Il y a donc le mythe, auquel Simone Signoret n'a pas peu contribué avec son roman Adieu Volodia, et la réalité, très différente, établie désormais par de nombreux travaux dont ceux de Leon Poliakov ou de l'écrivain Issak Babel, qui, tué par le KGB, a témoigné que les pogroms, s'ils eurent effectivement lieu et furent effroyables - peut-être 100 000 morts - furent essentiellement dus aux troupes bolcheviques et, dans une mesure infiniment moindre, aux anarchistes de Nestor Makhno et aux forces monarchistes (les Russes blancs).
De plus, comme le rappelle le député ukrainien Andryï Shkil, l'éphémère gouvernement de Simon Petlioura (treize mois,) comprenait plusieurs juifs, dont Salomon Goldelman, en charge des Affaires nationales pour les minorités, ou Abraham Revoutsky, en charge des Affaires juives, poste n'ayant évidemment rien à voir avec le Commissariat aux Affaires juives de sinistre mémoire mais s'étant révélé nécessaire au bon gouvernement d'une nation aux peuples composites.
Mieux encore : lorsqu'il apparaît que certain, éléments de l'armée ukrainienne, échappait à son contrôle dans la situation pour le moins confuse qui était celle de l'Ukraine à l'époque, se livraient à des exactions à caractère antisémite, Simon Petlioura ordonna que les coupables soient retrouvés et châtiés. « Le Directoire [dirigé par Petlioura], écrit O. Kochtchouk dans Ukraine Europe, se livra à une intense propagande « anti-pogromiste » destinée à ses propres troupes et à toute la population de l'Ukraine.

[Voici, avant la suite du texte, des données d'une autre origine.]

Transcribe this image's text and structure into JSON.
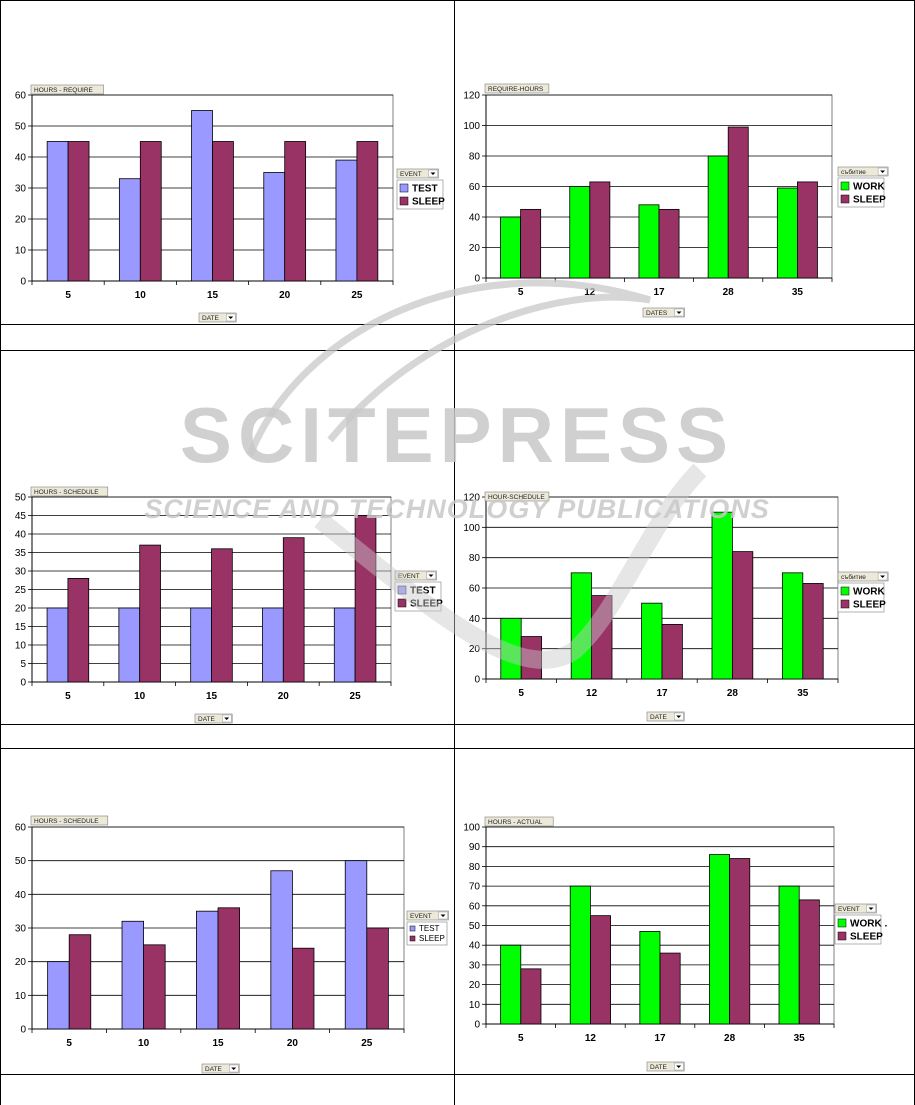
{
  "colors": {
    "test": "#9999ff",
    "sleep": "#993366",
    "work": "#00ff00",
    "gridline": "#000000",
    "field_tag_bg": "#ece9d8",
    "watermark": "#c8c8c8"
  },
  "watermark": {
    "brand": "SCITEPRESS",
    "tagline": "SCIENCE AND TECHNOLOGY PUBLICATIONS"
  },
  "chart_data": [
    {
      "type": "bar",
      "field_tag": "HOURS - REQUIRE",
      "legend_title": "EVENT",
      "axis_field": "DATE",
      "categories": [
        "5",
        "10",
        "15",
        "20",
        "25"
      ],
      "ylim": [
        0,
        60
      ],
      "yticks": [
        0,
        10,
        20,
        30,
        40,
        50,
        60
      ],
      "grid": true,
      "legend_position": "right",
      "legend_small": false,
      "series": [
        {
          "name": "TEST",
          "color_key": "test",
          "values": [
            45,
            33,
            55,
            35,
            39
          ]
        },
        {
          "name": "SLEEP",
          "color_key": "sleep",
          "values": [
            45,
            45,
            45,
            45,
            45
          ]
        }
      ]
    },
    {
      "type": "bar",
      "field_tag": "REQUIRE-HOURS",
      "legend_title": "събитие",
      "axis_field": "DATES",
      "categories": [
        "5",
        "12",
        "17",
        "28",
        "35"
      ],
      "ylim": [
        0,
        120
      ],
      "yticks": [
        0,
        20,
        40,
        60,
        80,
        100,
        120
      ],
      "grid": true,
      "legend_position": "right",
      "legend_small": false,
      "series": [
        {
          "name": "WORK",
          "color_key": "work",
          "values": [
            40,
            60,
            48,
            80,
            59
          ]
        },
        {
          "name": "SLEEP",
          "color_key": "sleep",
          "values": [
            45,
            63,
            45,
            99,
            63
          ]
        }
      ]
    },
    {
      "type": "bar",
      "field_tag": "HOURS - SCHEDULE",
      "legend_title": "EVENT",
      "axis_field": "DATE",
      "categories": [
        "5",
        "10",
        "15",
        "20",
        "25"
      ],
      "ylim": [
        0,
        50
      ],
      "yticks": [
        0,
        5,
        10,
        15,
        20,
        25,
        30,
        35,
        40,
        45,
        50
      ],
      "grid": true,
      "legend_position": "right",
      "legend_small": false,
      "series": [
        {
          "name": "TEST",
          "color_key": "test",
          "values": [
            20,
            20,
            20,
            20,
            20
          ]
        },
        {
          "name": "SLEEP",
          "color_key": "sleep",
          "values": [
            28,
            37,
            36,
            39,
            45
          ]
        }
      ]
    },
    {
      "type": "bar",
      "field_tag": "HOUR-SCHEDULE",
      "legend_title": "събитие",
      "axis_field": "DATE",
      "categories": [
        "5",
        "12",
        "17",
        "28",
        "35"
      ],
      "ylim": [
        0,
        120
      ],
      "yticks": [
        0,
        20,
        40,
        60,
        80,
        100,
        120
      ],
      "grid": true,
      "legend_position": "right",
      "legend_small": false,
      "series": [
        {
          "name": "WORK",
          "color_key": "work",
          "values": [
            40,
            70,
            50,
            110,
            70
          ]
        },
        {
          "name": "SLEEP",
          "color_key": "sleep",
          "values": [
            28,
            55,
            36,
            84,
            63
          ]
        }
      ]
    },
    {
      "type": "bar",
      "field_tag": "HOURS - SCHEDULE",
      "legend_title": "EVENT",
      "axis_field": "DATE",
      "categories": [
        "5",
        "10",
        "15",
        "20",
        "25"
      ],
      "ylim": [
        0,
        60
      ],
      "yticks": [
        0,
        10,
        20,
        30,
        40,
        50,
        60
      ],
      "grid": true,
      "legend_position": "right",
      "legend_small": true,
      "series": [
        {
          "name": "TEST",
          "color_key": "test",
          "values": [
            20,
            32,
            35,
            47,
            50
          ]
        },
        {
          "name": "SLEEP",
          "color_key": "sleep",
          "values": [
            28,
            25,
            36,
            24,
            30
          ]
        }
      ]
    },
    {
      "type": "bar",
      "field_tag": "HOURS - ACTUAL",
      "legend_title": "EVENT",
      "axis_field": "DATE",
      "categories": [
        "5",
        "12",
        "17",
        "28",
        "35"
      ],
      "ylim": [
        0,
        100
      ],
      "yticks": [
        0,
        10,
        20,
        30,
        40,
        50,
        60,
        70,
        80,
        90,
        100
      ],
      "grid": true,
      "legend_position": "right",
      "legend_small": false,
      "series": [
        {
          "name": "WORK .",
          "color_key": "work",
          "values": [
            40,
            70,
            47,
            86,
            70
          ]
        },
        {
          "name": "SLEEP",
          "color_key": "sleep",
          "values": [
            28,
            55,
            36,
            84,
            63
          ]
        }
      ]
    }
  ]
}
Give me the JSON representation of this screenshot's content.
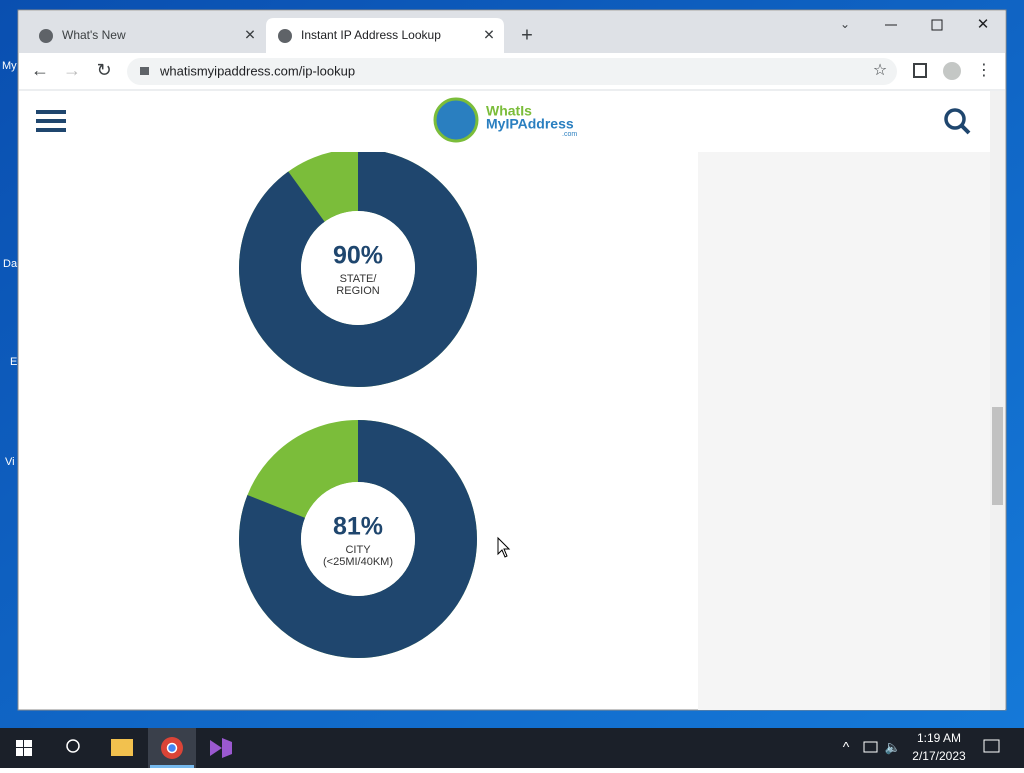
{
  "desktop": {
    "icons": [
      "My",
      "Da",
      "E",
      "Vi"
    ]
  },
  "browser": {
    "tabs": [
      "What's New",
      "Instant IP Address Lookup"
    ],
    "url": "whatismyipaddress.com/ip-lookup"
  },
  "site": {
    "logo": [
      "WhatIs",
      "MyIPAddress",
      ".com"
    ]
  },
  "charts": [
    {
      "type": "donut",
      "value": 90,
      "value_label": "90%",
      "caption": [
        "STATE/",
        "REGION"
      ],
      "color": "#1f466e",
      "rest_color": "#7bbd3a"
    },
    {
      "type": "donut",
      "value": 81,
      "value_label": "81%",
      "caption": [
        "CITY",
        "(<25MI/40KM)"
      ],
      "color": "#1f466e",
      "rest_color": "#7bbd3a"
    }
  ],
  "taskbar": {
    "time": "1:19 AM",
    "date": "2/17/2023"
  }
}
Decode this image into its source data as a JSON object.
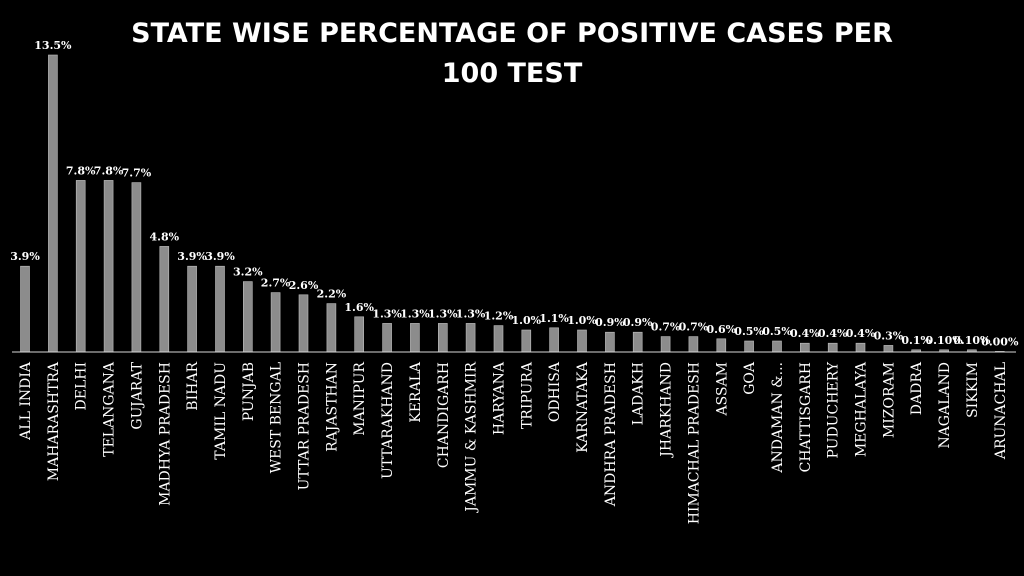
{
  "chart_data": {
    "type": "bar",
    "title": "STATE WISE PERCENTAGE OF POSITIVE CASES PER 100 TEST",
    "xlabel": "",
    "ylabel": "",
    "ylim": [
      0,
      15
    ],
    "grid": false,
    "legend": "none",
    "bar_color": "#8c8c8c",
    "background": "#000000",
    "categories": [
      "ALL INDIA",
      "MAHARASHTRA",
      "DELHI",
      "TELANGANA",
      "GUJARAT",
      "MADHYA PRADESH",
      "BIHAR",
      "TAMIL NADU",
      "PUNJAB",
      "WEST BENGAL",
      "UTTAR PRADESH",
      "RAJASTHAN",
      "MANIPUR",
      "UTTARAKHAND",
      "KERALA",
      "CHANDIGARH",
      "JAMMU & KASHMIR",
      "HARYANA",
      "TRIPURA",
      "ODHISA",
      "KARNATAKA",
      "ANDHRA PRADESH",
      "LADAKH",
      "JHARKHAND",
      "HIMACHAL PRADESH",
      "ASSAM",
      "GOA",
      "ANDAMAN &...",
      "CHATTISGARH",
      "PUDUCHERY",
      "MEGHALAYA",
      "MIZORAM",
      "DADRA",
      "NAGALAND",
      "SIKKIM",
      "ARUNACHAL"
    ],
    "values": [
      3.9,
      13.5,
      7.8,
      7.8,
      7.7,
      4.8,
      3.9,
      3.9,
      3.2,
      2.7,
      2.6,
      2.2,
      1.6,
      1.3,
      1.3,
      1.3,
      1.3,
      1.2,
      1.0,
      1.1,
      1.0,
      0.9,
      0.9,
      0.7,
      0.7,
      0.6,
      0.5,
      0.5,
      0.4,
      0.4,
      0.4,
      0.3,
      0.1,
      0.1,
      0.1,
      0.0
    ],
    "value_labels": [
      "3.9%",
      "13.5%",
      "7.8%",
      "7.8%",
      "7.7%",
      "4.8%",
      "3.9%",
      "3.9%",
      "3.2%",
      "2.7%",
      "2.6%",
      "2.2%",
      "1.6%",
      "1.3%",
      "1.3%",
      "1.3%",
      "1.3%",
      "1.2%",
      "1.0%",
      "1.1%",
      "1.0%",
      "0.9%",
      "0.9%",
      "0.7%",
      "0.7%",
      "0.6%",
      "0.5%",
      "0.5%",
      "0.4%",
      "0.4%",
      "0.4%",
      "0.3%",
      "0.1%",
      "0.10%",
      "0.10%",
      "0.00%"
    ]
  }
}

Le 30 juillet 1919, le Directoire offrit une forte somme à la communauté juive pour les victimes des pogroms. le 18 août 1919, l'otaman en chef confirma l'application de la peine de mort pour acte de pogrom », tous faits établis et recoupés par de nombreuses sources, dont les archives diplomatiques enfin soustraites des caves où les services soviétiques les avaient entreposée.
C'est donc sur une imposture, ou à tout le moins sur un malentendu, que la Licra a été fondée, occultant jusqu'au fait que, depuis Paris où il essaya encore, jusqu'en 1924, d'organiser la Résistance, Simon Petlioura n'eut de cesse d'en appeler à l'arrêt des persécutions contre les juifs. Puisque Gaubert est un adepte de la repentance, le temps est peut-être venu pour l'organisation qu'il préside de faire son mea culpa.